The future of many rural communities in the Canadian prairies, particularly in southern Saskatchewan and Manitoba, is in question. Continually increasing farm size, and concurrent urbanization since the 1950s, has resulted in fewer people living in rural areas. Communities struggle to keep viable institutions (eg hospitals, schools, post offices) and businesses (eg hardware stores, gas stations, grocery stores). This study was a follow up to one that employed focus groups to obtain rural resident perceptions of rural, community, wellbeing, and health in southwestern Manitoba. The study reported on here argued that the specific views of healthcare managers were necessary to further illustrate the complexities in understanding definitions of community and condition. The results are consistent with previous research on this topic in southern Manitoba13,21 and the recent literature in that there are no universally accepted definitions of rural2,3, community30, wellbeing19,31, or health10,11,19. Further, the study illustrated that professionals charged with managing healthcare services in rural Manitoba maintain very broad definitions of health and wellbeing. Most significantly, the determinants of health and wellbeing were central to defining individual and community condition and quality of life. To reiterate, the views of healthcare manager are important because these are ‘the’ individuals responsible for making decisions that will contribute to healthier rural communities.

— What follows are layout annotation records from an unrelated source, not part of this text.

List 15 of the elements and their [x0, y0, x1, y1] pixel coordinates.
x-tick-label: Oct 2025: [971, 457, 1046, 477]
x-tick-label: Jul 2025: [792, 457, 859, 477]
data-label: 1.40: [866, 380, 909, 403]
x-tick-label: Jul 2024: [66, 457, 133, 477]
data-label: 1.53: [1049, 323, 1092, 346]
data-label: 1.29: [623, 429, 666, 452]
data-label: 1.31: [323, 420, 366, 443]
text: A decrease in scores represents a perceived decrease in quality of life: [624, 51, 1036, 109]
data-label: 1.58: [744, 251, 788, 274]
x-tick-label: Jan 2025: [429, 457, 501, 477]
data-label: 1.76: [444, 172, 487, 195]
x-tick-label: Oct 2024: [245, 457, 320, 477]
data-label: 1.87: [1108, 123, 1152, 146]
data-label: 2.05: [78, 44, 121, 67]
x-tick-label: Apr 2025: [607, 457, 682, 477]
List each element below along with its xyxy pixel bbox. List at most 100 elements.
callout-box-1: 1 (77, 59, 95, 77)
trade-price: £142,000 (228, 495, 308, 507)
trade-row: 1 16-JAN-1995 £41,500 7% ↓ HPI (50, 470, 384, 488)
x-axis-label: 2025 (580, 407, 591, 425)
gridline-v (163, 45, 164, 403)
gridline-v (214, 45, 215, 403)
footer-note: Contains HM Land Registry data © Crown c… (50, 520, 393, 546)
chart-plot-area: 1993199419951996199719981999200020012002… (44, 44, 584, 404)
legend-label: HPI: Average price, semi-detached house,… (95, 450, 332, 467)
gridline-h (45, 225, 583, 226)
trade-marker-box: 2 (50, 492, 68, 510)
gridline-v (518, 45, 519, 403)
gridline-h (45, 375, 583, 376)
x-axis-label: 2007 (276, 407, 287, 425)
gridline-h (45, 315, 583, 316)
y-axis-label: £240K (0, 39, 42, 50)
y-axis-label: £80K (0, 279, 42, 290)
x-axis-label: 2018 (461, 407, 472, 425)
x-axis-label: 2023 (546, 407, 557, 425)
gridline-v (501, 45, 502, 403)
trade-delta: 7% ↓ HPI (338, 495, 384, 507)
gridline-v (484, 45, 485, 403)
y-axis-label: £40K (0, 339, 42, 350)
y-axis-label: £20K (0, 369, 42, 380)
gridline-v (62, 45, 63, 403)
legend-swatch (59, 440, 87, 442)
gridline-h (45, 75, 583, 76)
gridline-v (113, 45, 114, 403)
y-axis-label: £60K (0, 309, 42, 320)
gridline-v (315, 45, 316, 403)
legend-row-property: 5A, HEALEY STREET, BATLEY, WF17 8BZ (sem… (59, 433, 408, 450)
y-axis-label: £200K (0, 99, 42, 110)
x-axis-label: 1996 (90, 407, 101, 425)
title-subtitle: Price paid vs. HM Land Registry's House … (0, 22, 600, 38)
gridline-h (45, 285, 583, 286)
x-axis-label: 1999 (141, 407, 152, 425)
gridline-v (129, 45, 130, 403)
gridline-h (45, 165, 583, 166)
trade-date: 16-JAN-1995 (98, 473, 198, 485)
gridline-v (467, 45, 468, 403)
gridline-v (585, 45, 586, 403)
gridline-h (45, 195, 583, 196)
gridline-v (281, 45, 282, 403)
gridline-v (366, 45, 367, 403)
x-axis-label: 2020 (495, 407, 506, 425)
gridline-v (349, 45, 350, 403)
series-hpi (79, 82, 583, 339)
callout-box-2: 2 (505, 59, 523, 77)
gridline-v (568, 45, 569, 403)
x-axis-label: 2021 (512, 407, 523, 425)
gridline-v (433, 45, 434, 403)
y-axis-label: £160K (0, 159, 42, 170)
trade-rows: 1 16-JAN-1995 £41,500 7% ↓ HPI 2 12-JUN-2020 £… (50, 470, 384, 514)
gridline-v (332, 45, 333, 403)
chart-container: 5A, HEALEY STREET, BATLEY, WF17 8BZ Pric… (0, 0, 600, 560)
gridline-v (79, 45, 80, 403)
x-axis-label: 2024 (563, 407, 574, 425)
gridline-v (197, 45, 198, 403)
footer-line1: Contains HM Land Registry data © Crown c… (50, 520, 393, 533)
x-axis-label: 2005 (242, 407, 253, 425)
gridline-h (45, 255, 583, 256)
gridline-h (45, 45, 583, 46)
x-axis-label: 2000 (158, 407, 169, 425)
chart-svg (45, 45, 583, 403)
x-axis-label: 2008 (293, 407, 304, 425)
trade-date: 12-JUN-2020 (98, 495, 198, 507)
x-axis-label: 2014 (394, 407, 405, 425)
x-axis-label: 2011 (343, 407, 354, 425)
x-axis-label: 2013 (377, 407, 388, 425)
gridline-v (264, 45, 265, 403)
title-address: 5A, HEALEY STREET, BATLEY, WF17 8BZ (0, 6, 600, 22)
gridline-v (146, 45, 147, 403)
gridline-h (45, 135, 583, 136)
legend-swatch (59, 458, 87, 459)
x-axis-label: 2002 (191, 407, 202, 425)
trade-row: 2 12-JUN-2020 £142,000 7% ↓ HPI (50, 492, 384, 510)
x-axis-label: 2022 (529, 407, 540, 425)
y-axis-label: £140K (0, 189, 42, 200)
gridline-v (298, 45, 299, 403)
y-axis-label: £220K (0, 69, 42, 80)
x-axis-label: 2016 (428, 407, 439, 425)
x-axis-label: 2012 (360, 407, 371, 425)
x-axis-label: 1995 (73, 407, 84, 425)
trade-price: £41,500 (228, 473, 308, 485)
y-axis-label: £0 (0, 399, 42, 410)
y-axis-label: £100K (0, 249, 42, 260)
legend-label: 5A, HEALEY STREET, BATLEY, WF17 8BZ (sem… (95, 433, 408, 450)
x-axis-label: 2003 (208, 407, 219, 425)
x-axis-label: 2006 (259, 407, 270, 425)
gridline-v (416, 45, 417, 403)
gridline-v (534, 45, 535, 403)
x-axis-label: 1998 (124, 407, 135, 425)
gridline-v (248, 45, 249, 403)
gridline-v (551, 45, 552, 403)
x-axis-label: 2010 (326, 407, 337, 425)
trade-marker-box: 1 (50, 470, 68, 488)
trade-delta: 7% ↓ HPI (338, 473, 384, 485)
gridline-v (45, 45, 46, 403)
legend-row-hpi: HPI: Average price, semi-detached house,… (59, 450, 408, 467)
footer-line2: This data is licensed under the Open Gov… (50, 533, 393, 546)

In returning to the title ‘Perimeteritis and Rural Health’, Manitoba is not unique. Examples can be found around the world, including the M25 around London, England, the outer perimeter highway of Atlanta, Georgia, and the North Perimeter Freeway around Perth, Australia. Healthcare issues, including healthcare delivery, certainly vary between metropolitan centres and their rural surroundings. What is perhaps unique in Manitoba is to have one city so dominant in population, and thus in services provided. This research has illustrated that living outside of Winnipeg has an impact on how people perceive boundaries, connections, health, and wellbeing. Because of these differences, understanding the issues and solutions also vary. This topic has been addressed in other Canadian jurisdictions32. A future extension of the research reported on in this article would be to conduct a direct comparison between urban and rural healthcare managers, healthcare practitioners and/or citizens concerned about healthcare services and delivery. That is, there are health issues distinct to rural areas. For example, there are challenges to providing services in depopulating regions and addressing individual and community health concerns specific to rural issues such as environmental change and condition. Responses to such challenges vary from cooperation between communities to merge their two small healthcare facilities into one larger, full-service facility, to the closure of rural health care facilities and demands to centralize.